Eddie’s Aviator show was itself a multigenerational affair, with his five-year-old nephews joining him onstage for Wanna Be a Rock Star and niece Kerry Mahoney handling the Ronnie Spector part on Take Me Home Tonight, capably subbing for Eddie’s daughter (and frequent touring partner) Jesse Money. The emotional highlight of the evening was “a new song I just recorded about our heroes in Iraq and Afghanistan,” he told the crowd. “It’s called, One More Soldier Coming Home.”

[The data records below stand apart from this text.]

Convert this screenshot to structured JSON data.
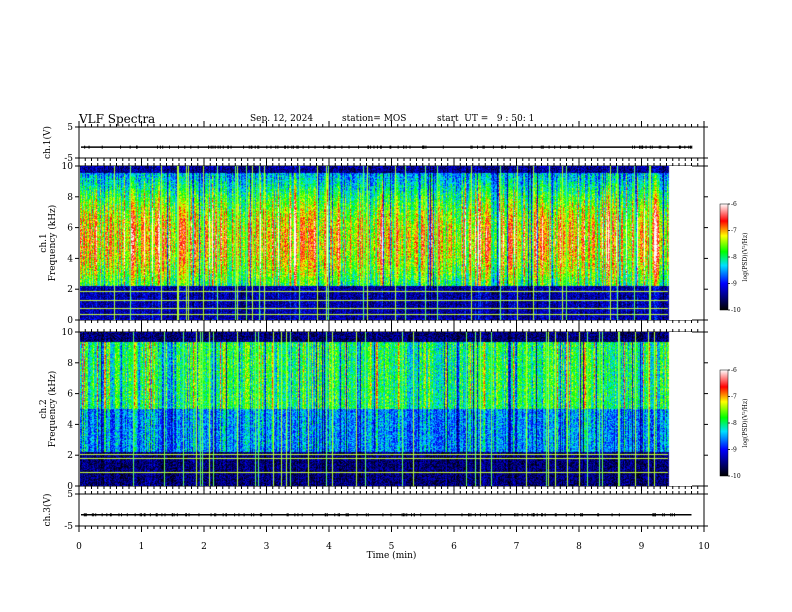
{
  "header": {
    "title": "VLF Spectra",
    "date": "Sep. 12, 2024",
    "station": "station= MOS",
    "start_ut": "start  UT =   9 : 50: 1"
  },
  "chart_data": [
    {
      "type": "line",
      "name": "ch1-voltage",
      "ylabel": "ch.1(V)",
      "ylim": [
        -5,
        5
      ],
      "yticks": [
        "5",
        "-5"
      ],
      "xlim": [
        0,
        10
      ],
      "trace_level": -1.5
    },
    {
      "type": "heatmap",
      "name": "ch1-spectrogram",
      "ylabel": "ch.1\nFrequency (kHz)",
      "ylim": [
        0,
        10
      ],
      "yticks": [
        "0",
        "2",
        "4",
        "6",
        "8",
        "10"
      ],
      "xlim": [
        0,
        10
      ],
      "data_end_min": 9.8,
      "colorbar": {
        "label": "log(PSD)(V²/Hz)",
        "range": [
          -10,
          -6
        ],
        "ticks": [
          "-6",
          "-7",
          "-8",
          "-9",
          "-10"
        ]
      },
      "intensity_profile": "strong",
      "horizontal_lines_khz": [
        0.4,
        0.8,
        1.3,
        1.9
      ]
    },
    {
      "type": "heatmap",
      "name": "ch2-spectrogram",
      "ylabel": "ch.2\nFrequency (kHz)",
      "ylim": [
        0,
        10
      ],
      "yticks": [
        "0",
        "2",
        "4",
        "6",
        "8",
        "10"
      ],
      "xlim": [
        0,
        10
      ],
      "data_end_min": 9.8,
      "colorbar": {
        "label": "log(PSD)(V²/Hz)",
        "range": [
          -10,
          -6
        ],
        "ticks": [
          "-6",
          "-7",
          "-8",
          "-9",
          "-10"
        ]
      },
      "intensity_profile": "moderate",
      "horizontal_lines_khz": [
        0.9,
        1.8,
        2.1
      ]
    },
    {
      "type": "line",
      "name": "ch3-voltage",
      "ylabel": "ch.3(V)",
      "ylim": [
        -5,
        5
      ],
      "yticks": [
        "5",
        "-5"
      ],
      "xlim": [
        0,
        10
      ],
      "trace_level": -1.5
    }
  ],
  "xaxis": {
    "label": "Time  (min)",
    "ticks": [
      "0",
      "1",
      "2",
      "3",
      "4",
      "5",
      "6",
      "7",
      "8",
      "9",
      "10"
    ]
  }
}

Royalties from the song, written by Greg Stryker (“a friend from a military family”), are being donated to the Wounded Warriors Project, dedicated to providing programs to meet the needs of injured armed services members. “The song is about a kid who comes home deceased,” Eddie explained, adding, ”It’s an honor to perform it every night.”
Remembrances of Brooklyn Past
He felt especially privileged to sing it for his hometown fans. “I loved growing up in Brooklyn,” he told us as he waxed nostalgic about “vanilla malteds, silver dollar candies and ring-a-levio,” “dances at St. Michaels on Jerome Street,” “seeing Jackie Robinson and Gil Hodges at Ebbetts Field, where my father was an usher” and attending Franklin K. Lane High School. It was there that Eddie formed his first musical group, a doo-wop quartet, in 1963. He paid tribute to that era during his Aviator show with covers of A Million to One and You’ve Really Got a Hold on Me. Forty-seven years later he’s still busy writing, recording and touring. We look forward to his next Brooklyn homecoming and also to a great 2011 season at Aviator CenterStage.